Primary Response update targets Trojans, rootkits

Sana Security's updated product addresses new security threats

Sana Security said on Monday that a new version of its Primary Response product can help customers detect a new generation of complex online threats, including Trojan horse programs and malicious remote monitoring software known as "rootkits."

Primary Response 3.0 is the latest version of Sana's intrusion prevention system (IPS) software. It improves the ability of the technology to spot and block threats before they have been formally identified, Sana said in a statement.

The product uses software agents on servers and desktops to monitor and respond to threats. A heuristic detection technology called Active Malware Defense Technology (Active MDT) protects servers and clients from malicious software, including rootkits, which often imitate normal programs, Sana said.

Sana offers agent software that runs on servers that use Microsoft Corp.'s Windows NT, 2000 and 2003 or Sun Microsystems. Solaris 8 operating systems, and client machines running Windows 2000 and XP, Sana said.

Active MDT analyzes the behavior of memory processes or applications on a machine over time and flags malicious behavior, or software that is trying to evade detection, the company said. Unlike signature-based detection, Active MDT uses a combination of behaviors to determine whether or not a program is malicious, Sana said.

Primary Response can be managed centrally and deployed across hundreds of servers and PCs on a corporate network, or on machines used in remote locations or branch offices using a management server, Sana said.

Rootkits and Trojan horse programs are of growing interest to network security managers, because the programs are increasingly distributed along with Internet viruses and worms, and can be used for sophisticated identity and intellectual property theft. Unlike traditional viruses, rootkits and Trojans are often able to avoid detection by traditional security products such as antivirus software, intrusion detection system (IDS) and firewall software.

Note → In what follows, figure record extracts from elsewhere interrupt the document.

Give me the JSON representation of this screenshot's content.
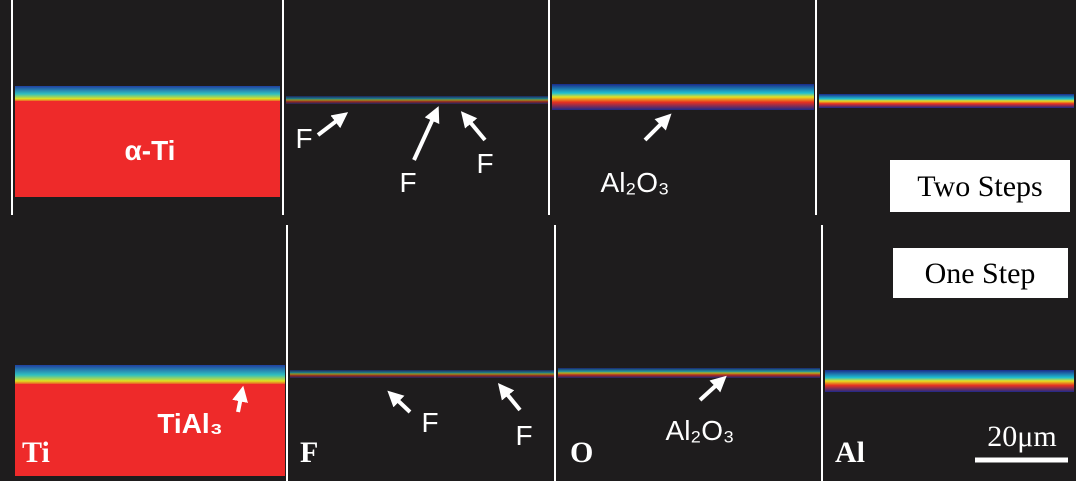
{
  "top_row": {
    "label": "Two Steps",
    "annotations": [
      "α-Ti",
      "F",
      "F",
      "F",
      "Al₂O₃"
    ]
  },
  "bottom_row": {
    "label": "One Step",
    "element_labels": [
      "Ti",
      "F",
      "O",
      "Al"
    ],
    "annotations": [
      "TiAl₃",
      "F",
      "F",
      "Al₂O₃"
    ]
  },
  "scale_bar": "20μm"
}
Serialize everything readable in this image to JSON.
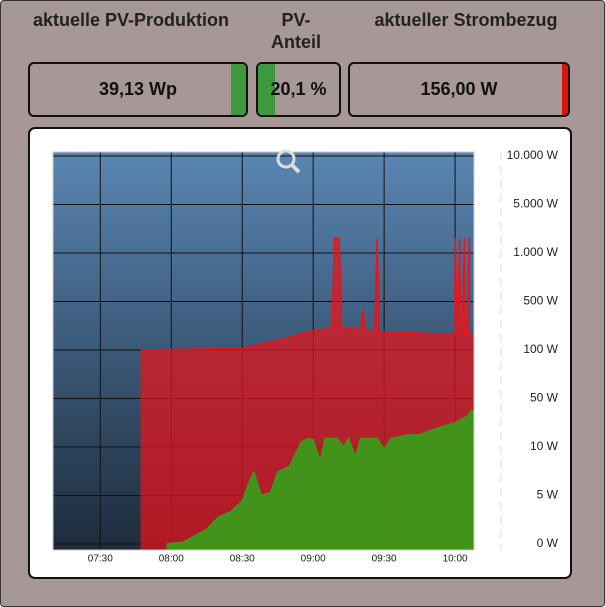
{
  "tiles": [
    {
      "label": "aktuelle PV-Produktion",
      "value": "39,13 Wp"
    },
    {
      "label": "PV-\nAnteil",
      "value": "20,1 %"
    },
    {
      "label": "aktueller Strombezug",
      "value": "156,00 W"
    }
  ],
  "chart_data": {
    "type": "area",
    "xlim": [
      "07:10",
      "10:08"
    ],
    "xticks": [
      "07:30",
      "08:00",
      "08:30",
      "09:00",
      "09:30",
      "10:00"
    ],
    "ylim": [
      0,
      10000
    ],
    "yticks": [
      {
        "value": 0,
        "label": "0 W"
      },
      {
        "value": 5,
        "label": "5 W"
      },
      {
        "value": 10,
        "label": "10 W"
      },
      {
        "value": 50,
        "label": "50 W"
      },
      {
        "value": 100,
        "label": "100 W"
      },
      {
        "value": 500,
        "label": "500 W"
      },
      {
        "value": 1000,
        "label": "1.000 W"
      },
      {
        "value": 5000,
        "label": "5.000 W"
      },
      {
        "value": 10000,
        "label": "10.000 W"
      }
    ],
    "grid": true,
    "series": [
      {
        "color": "#e8141a",
        "x": [
          "07:47",
          "08:30",
          "08:45",
          "09:00",
          "09:08",
          "09:09",
          "09:10",
          "09:11",
          "09:12",
          "09:20",
          "09:21",
          "09:22",
          "09:26",
          "09:27",
          "09:28",
          "09:30",
          "09:45",
          "10:00",
          "10:00",
          "10:01",
          "10:02",
          "10:02",
          "10:03",
          "10:04",
          "10:04",
          "10:05",
          "10:06",
          "10:06",
          "10:07",
          "10:08"
        ],
        "values": [
          100,
          115,
          180,
          260,
          280,
          2200,
          2200,
          2200,
          280,
          270,
          430,
          260,
          250,
          2200,
          250,
          250,
          240,
          230,
          2200,
          230,
          2200,
          230,
          230,
          2200,
          230,
          230,
          2200,
          230,
          230,
          220
        ]
      },
      {
        "color": "#3c9a1a",
        "x": [
          "07:58",
          "08:05",
          "08:15",
          "08:20",
          "08:25",
          "08:30",
          "08:33",
          "08:35",
          "08:38",
          "08:42",
          "08:45",
          "08:50",
          "08:55",
          "08:58",
          "09:00",
          "09:03",
          "09:05",
          "09:10",
          "09:13",
          "09:15",
          "09:18",
          "09:20",
          "09:27",
          "09:30",
          "09:33",
          "09:40",
          "09:45",
          "09:50",
          "09:55",
          "10:00",
          "10:05",
          "10:07",
          "10:08"
        ],
        "values": [
          0,
          0.2,
          1.5,
          2.8,
          3.3,
          4.4,
          6.4,
          7.4,
          5,
          5.3,
          7.4,
          8,
          14,
          17,
          16,
          8.5,
          17,
          17,
          10,
          17,
          8.9,
          17,
          17,
          9.8,
          17,
          20,
          20,
          24,
          27,
          30,
          35,
          40,
          38
        ]
      }
    ]
  }
}
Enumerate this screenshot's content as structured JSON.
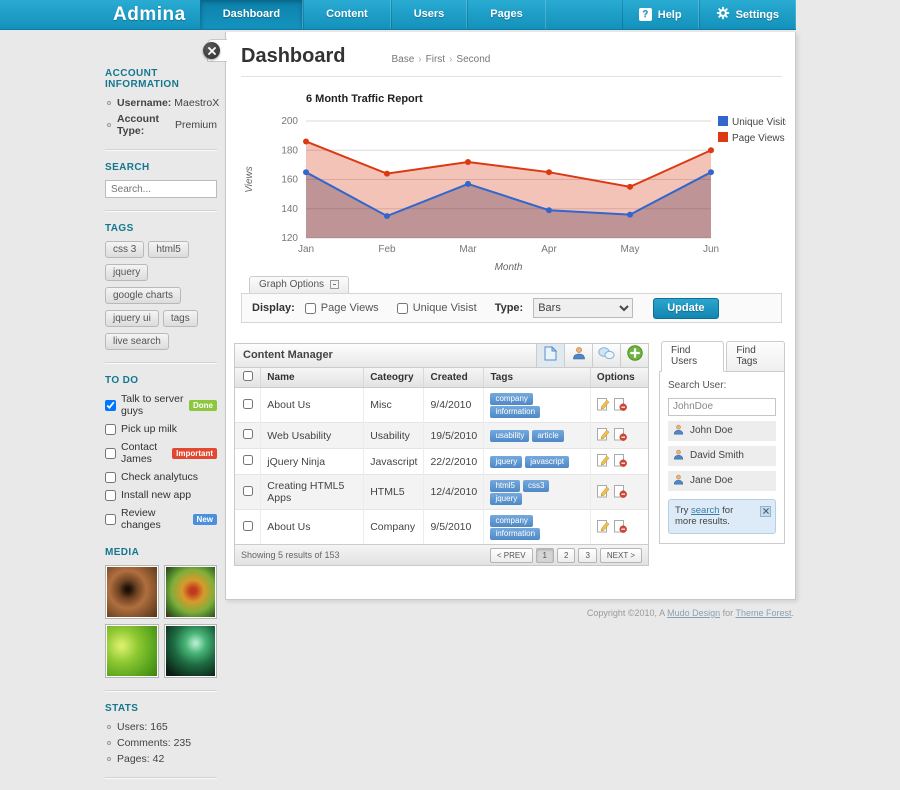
{
  "colors": {
    "navbar": "#1a9fc8",
    "accent": "#1286b2",
    "tag_pill": "#5a93d0",
    "badge_done": "#8dc63f",
    "badge_important": "#e2482f",
    "badge_new": "#4b8fde"
  },
  "navbar": {
    "logo": "Admina",
    "tabs": [
      {
        "label": "Dashboard",
        "active": true
      },
      {
        "label": "Content",
        "active": false
      },
      {
        "label": "Users",
        "active": false
      },
      {
        "label": "Pages",
        "active": false
      }
    ],
    "help": {
      "label": "Help",
      "icon": "?"
    },
    "settings": {
      "label": "Settings"
    }
  },
  "sidebar": {
    "account": {
      "heading": "ACCOUNT INFORMATION",
      "items": [
        {
          "label": "Username:",
          "value": "MaestroX"
        },
        {
          "label": "Account Type:",
          "value": "Premium"
        }
      ]
    },
    "search": {
      "heading": "SEARCH",
      "placeholder": "Search..."
    },
    "tags": {
      "heading": "TAGS",
      "items": [
        "css 3",
        "html5",
        "jquery",
        "google charts",
        "jquery ui",
        "tags",
        "live search"
      ]
    },
    "todo": {
      "heading": "TO DO",
      "items": [
        {
          "label": "Talk to server guys",
          "checked": true,
          "badge": "Done",
          "badge_color": "#8dc63f"
        },
        {
          "label": "Pick up milk",
          "checked": false,
          "badge": null,
          "badge_color": null
        },
        {
          "label": "Contact James",
          "checked": false,
          "badge": "Important",
          "badge_color": "#e2482f"
        },
        {
          "label": "Check analytucs",
          "checked": false,
          "badge": null,
          "badge_color": null
        },
        {
          "label": "Install new app",
          "checked": false,
          "badge": null,
          "badge_color": null
        },
        {
          "label": "Review changes",
          "checked": false,
          "badge": "New",
          "badge_color": "#4b8fde"
        }
      ]
    },
    "media": {
      "heading": "MEDIA",
      "items": [
        "fractal-orange-thumbnail",
        "fractal-flower-thumbnail",
        "green-abstract-thumbnail",
        "green-swirl-thumbnail"
      ]
    },
    "stats": {
      "heading": "STATS",
      "items": [
        "Users: 165",
        "Comments: 235",
        "Pages: 42"
      ]
    }
  },
  "main": {
    "title": "Dashboard",
    "breadcrumb": [
      "Base",
      "First",
      "Second"
    ],
    "breadcrumb_separator": "›"
  },
  "chart_data": {
    "type": "area",
    "title": "6 Month Traffic Report",
    "x": [
      "Jan",
      "Feb",
      "Mar",
      "Apr",
      "May",
      "Jun"
    ],
    "xlabel": "Month",
    "ylabel": "Views",
    "ylim": [
      120,
      200
    ],
    "yticks": [
      120,
      140,
      160,
      180,
      200
    ],
    "grid": true,
    "legend_position": "right",
    "series": [
      {
        "name": "Unique Visits",
        "color": "#3366cc",
        "values": [
          165,
          135,
          157,
          139,
          136,
          165
        ]
      },
      {
        "name": "Page Views",
        "color": "#dc3912",
        "values": [
          186,
          164,
          172,
          165,
          155,
          180
        ]
      }
    ]
  },
  "graph_options": {
    "tab_label": "Graph Options",
    "display_label": "Display:",
    "checkboxes": [
      {
        "label": "Page Views",
        "checked": false
      },
      {
        "label": "Unique Visist",
        "checked": false
      }
    ],
    "type_label": "Type:",
    "type_value": "Bars",
    "update_label": "Update"
  },
  "content_manager": {
    "title": "Content Manager",
    "toolbar_icons": [
      "document-icon",
      "user-icon",
      "comments-icon",
      "add-icon"
    ],
    "columns": [
      "Name",
      "Cateogry",
      "Created",
      "Tags",
      "Options"
    ],
    "rows": [
      {
        "name": "About Us",
        "category": "Misc",
        "created": "9/4/2010",
        "tags": [
          "company",
          "information"
        ]
      },
      {
        "name": "Web Usability",
        "category": "Usability",
        "created": "19/5/2010",
        "tags": [
          "usability",
          "article"
        ]
      },
      {
        "name": "jQuery Ninja",
        "category": "Javascript",
        "created": "22/2/2010",
        "tags": [
          "jquery",
          "javascript"
        ]
      },
      {
        "name": "Creating HTML5 Apps",
        "category": "HTML5",
        "created": "12/4/2010",
        "tags": [
          "html5",
          "css3",
          "jquery"
        ]
      },
      {
        "name": "About Us",
        "category": "Company",
        "created": "9/5/2010",
        "tags": [
          "company",
          "information"
        ]
      }
    ],
    "results_text": "Showing 5 results of 153",
    "pagination": [
      {
        "label": "< PREV",
        "active": false
      },
      {
        "label": "1",
        "active": true
      },
      {
        "label": "2",
        "active": false
      },
      {
        "label": "3",
        "active": false
      },
      {
        "label": "NEXT >",
        "active": false
      }
    ]
  },
  "find_users": {
    "tabs": [
      {
        "label": "Find Users",
        "active": true
      },
      {
        "label": "Find Tags",
        "active": false
      }
    ],
    "search_label": "Search User:",
    "search_value": "JohnDoe",
    "users": [
      "John Doe",
      "David Smith",
      "Jane Doe"
    ],
    "info": {
      "pre": "Try ",
      "link": "search",
      "post": " for more results."
    }
  },
  "footer": {
    "pre": "Copyright ©2010, A ",
    "link1": "Mudo Design",
    "mid": " for ",
    "link2": "Theme Forest",
    "post": "."
  }
}
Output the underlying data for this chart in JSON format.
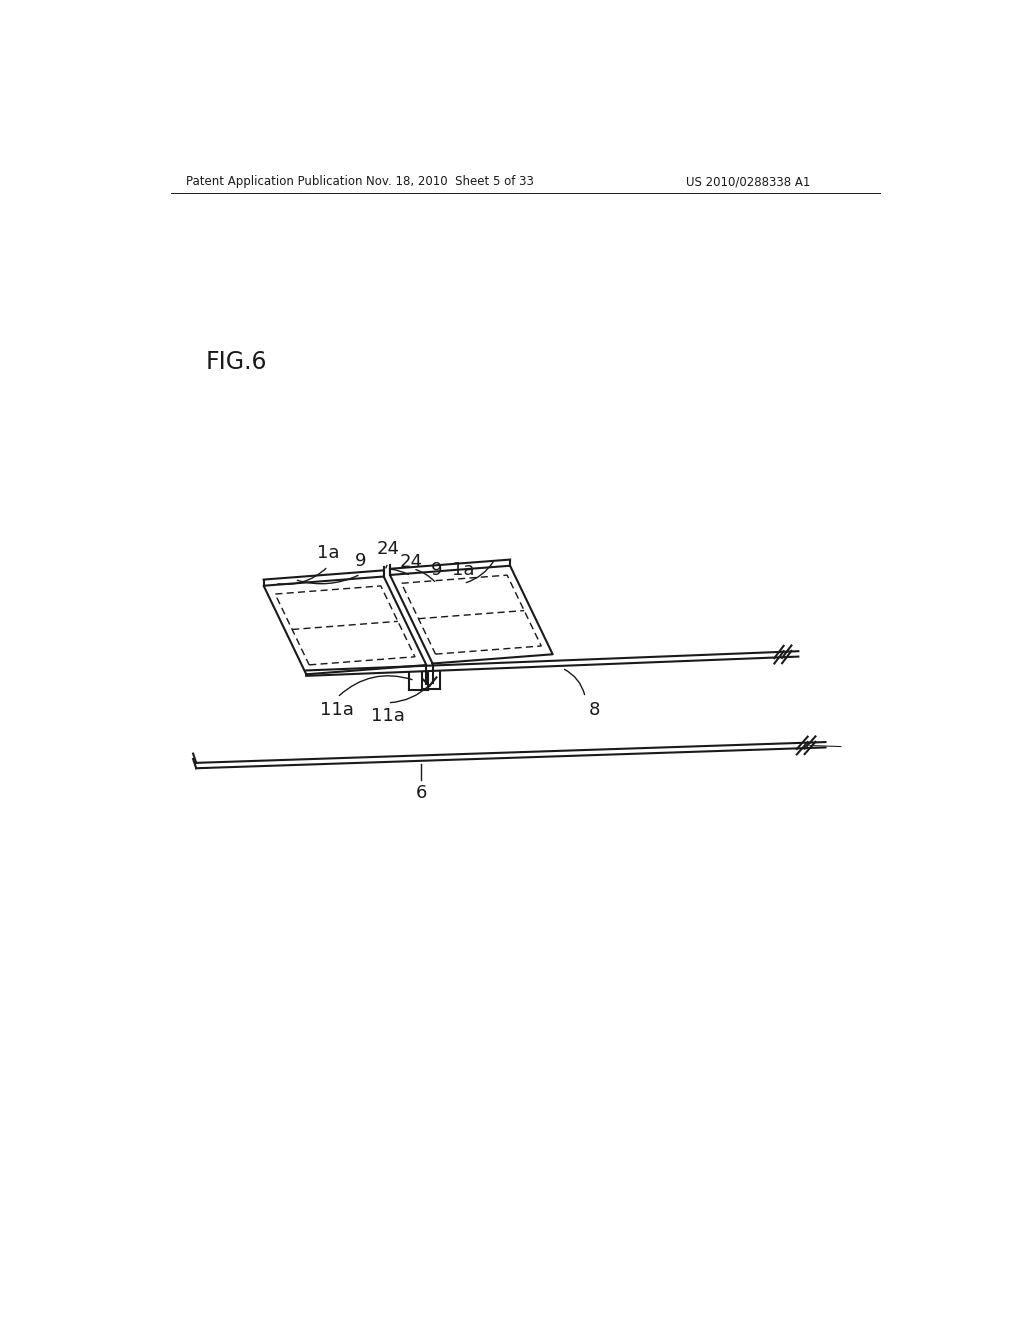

A new generation of so-called "kernel rootkits" is becoming more common. They attack the kernel, or core processing center of an operating system, and can intercept data passing to and from the kernel, making it difficult for administrators or detection tools to see signs that the system is being attacked.

Products like Primary Response detect infections using an approach called "adaptive profiling." This studies the way an application normally behaves, then issues warnings when abnormal behavior is observed, Sana said.

Primary Response 3.0 is available immediately from Sana and costs US$32 for a single desktop license, with volume discounts available. Server licenses start at $875 per server, Sana said.